2013-03-08 12:37:55

L'Eglise a besoin de témoins simples et pauvres


Rome bouillonne, l’univers médiatique s’agite et spécule, mais l’Eglise universelle veille. Les cœurs et les esprits sont en prière, l’attente est grande.

C’est en substance ce que nous dit le père Nicolas Buttet, prêtre, modérateur de la fraternité Eucharistein et fondateur de l’institut Philanthropos. « Je sens un besoin de prière énorme », nous confie-t-il. « On se rend bien compte que Benoît XVI a porté à bout de cœur, à bout de bras, à bout de force cette Eglise, et ce combat spirituel de notre temps ». Car l’enjeu, poursuit-il, est « capital ».

Ecoutez l'entretien de Manuella Affejee avec le père Nicolas Buttet : RealAudioMP3

La définition du Temps chez les Grecs, rappelle le père Buttet, repose sur deux concepts-clefs : le Kronos, la succession des années, et le Kairos, l’occasion, le basculement, ou le temps de la visite de Dieu. « Nous sommes dans un kairos, véritablement maintenant», affirme-t-il. L‘enjeu dont ce Kairos serait porteur « dépasse toutes les stratégies qu’on pourrait lire ou voir, mais rejoint vraiment l’enjeu du salut du monde ». Et dans ce cas précis, la prière reste, pour le père Buttet, « la première arme et le premier moyen pour faire avancer les choses ».

L’urgence d’un renouveau spirituel de l’Eglise

Les avis sont unanimes : les chantiers s’annoncent colossaux pour l’Eglise. L’ignorance, la sécularisation massive, la confrontation à la modernité et à un relativisme souvent hostile, les questions bioéthiques et morales, les fondamentalismes religieux, sont les principaux défis qui attendent le futur pape.

Ce travail d’évangélisation du monde doit, pour beaucoup de fidèles, s’accompagner d’un vrai renouveau au sein même de l’Eglise et de la Curie romaine, éclaboussées par des scandales retentissants.

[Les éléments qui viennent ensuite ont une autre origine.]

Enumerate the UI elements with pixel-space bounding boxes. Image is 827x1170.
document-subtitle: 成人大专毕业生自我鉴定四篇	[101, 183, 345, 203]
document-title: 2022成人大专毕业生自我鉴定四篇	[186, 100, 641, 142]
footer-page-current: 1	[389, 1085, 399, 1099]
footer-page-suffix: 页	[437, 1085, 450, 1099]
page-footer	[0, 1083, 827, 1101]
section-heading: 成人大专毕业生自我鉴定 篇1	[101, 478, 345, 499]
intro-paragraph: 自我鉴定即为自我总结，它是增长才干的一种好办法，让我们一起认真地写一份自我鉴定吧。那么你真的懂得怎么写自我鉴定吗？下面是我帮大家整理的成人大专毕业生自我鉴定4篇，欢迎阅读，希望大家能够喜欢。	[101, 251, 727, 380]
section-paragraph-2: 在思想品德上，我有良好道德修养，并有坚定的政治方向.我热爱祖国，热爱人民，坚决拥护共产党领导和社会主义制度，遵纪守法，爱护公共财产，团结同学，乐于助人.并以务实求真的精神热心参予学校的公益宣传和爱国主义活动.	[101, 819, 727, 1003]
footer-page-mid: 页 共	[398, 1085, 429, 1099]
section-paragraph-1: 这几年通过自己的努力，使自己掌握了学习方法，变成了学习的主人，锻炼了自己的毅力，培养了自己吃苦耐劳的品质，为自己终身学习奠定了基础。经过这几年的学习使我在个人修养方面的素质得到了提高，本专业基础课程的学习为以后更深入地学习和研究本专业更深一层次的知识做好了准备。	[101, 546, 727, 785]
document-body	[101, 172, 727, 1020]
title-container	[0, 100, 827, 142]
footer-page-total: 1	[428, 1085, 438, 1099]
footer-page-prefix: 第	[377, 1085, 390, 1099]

Le Cardinal Philippe Barbarin n’avait pas hésité à l’affirmer avec force sur nos ondes : «Quand l ’Eglise, composée de pêcheurs que nous sommes, trahit ostensiblement son Seigneur et l’Evangile, c’est une honte ». Le constat est partagé par Nicolas Buttet, qui cite le philosophe français Jacques Maritain : « Il y a l’Eglise, sa personne qui est sainte, et son personnel qui laisse à désirer ».

Pour le père Buttet, la réduction de la Curie à une dimension essentiellement administrative a porté atteinte à l’essence même de sa mission. « Dès qu’on met les pieds là-dedans, on peut très facilement se laisser prendre à une logique de pouvoir, et non plus de service », déplore-t-il. C’est une vision humaine et organisationnelle des choses qui se serait, peu à peu, imposée, au détriment d’une vision de foi, « d’une vision théologale ». La curie n’est pas « une administration comme les autres », précise Nicolas Buttet.

La dimension administrative, qui requiert « rigueur et compétence » ne doit certes pas être négligée, mais la mission de la curie va bien au-delà. Ce dont l’Eglise et la curie ont besoin, « en urgence », continue le père, « c’est d’un renouveau théologal et spirituel profond ». Cette « purification » préconisée par certains, cette « réorientation », -préfère dire Nicolas Buttet-, passe par une « évangélisation de la curie », et par une « remise en perspective de la finalité sa mission», qui n’est rien de moins que l’évangélisation du monde.

Une Eglise « simple et pauvre »

C’est en effet à un monde marqué par la présomption et l’angoisse, que l’Eglise doit apporter l’Espérance. Le défi est « terrible » pour Nicolas Buttet, mais « l’Eglise a la réponse ». « Il ne faut pas qu’elle se perde en débats liturgiques ou idéologiques, ajoute-il, mais qu’elle ramène ce regard de foi ». L’annonce prophétique et décomplexée de la Bonne nouvelle du Salut : voilà « la réponse la plus scandaleuse et guérissante pour notre monde », affirme le père. A l’Eglise donc de se renouveler, de redevenir « simple et pauvre », et d’adapter son langage. « Le monde d’aujourd’hui a plus besoin de témoins que de maîtres, et s’il écoute les maîtres, c’est parce qu’ils sont avant tout des témoins », conclue le père Buttet.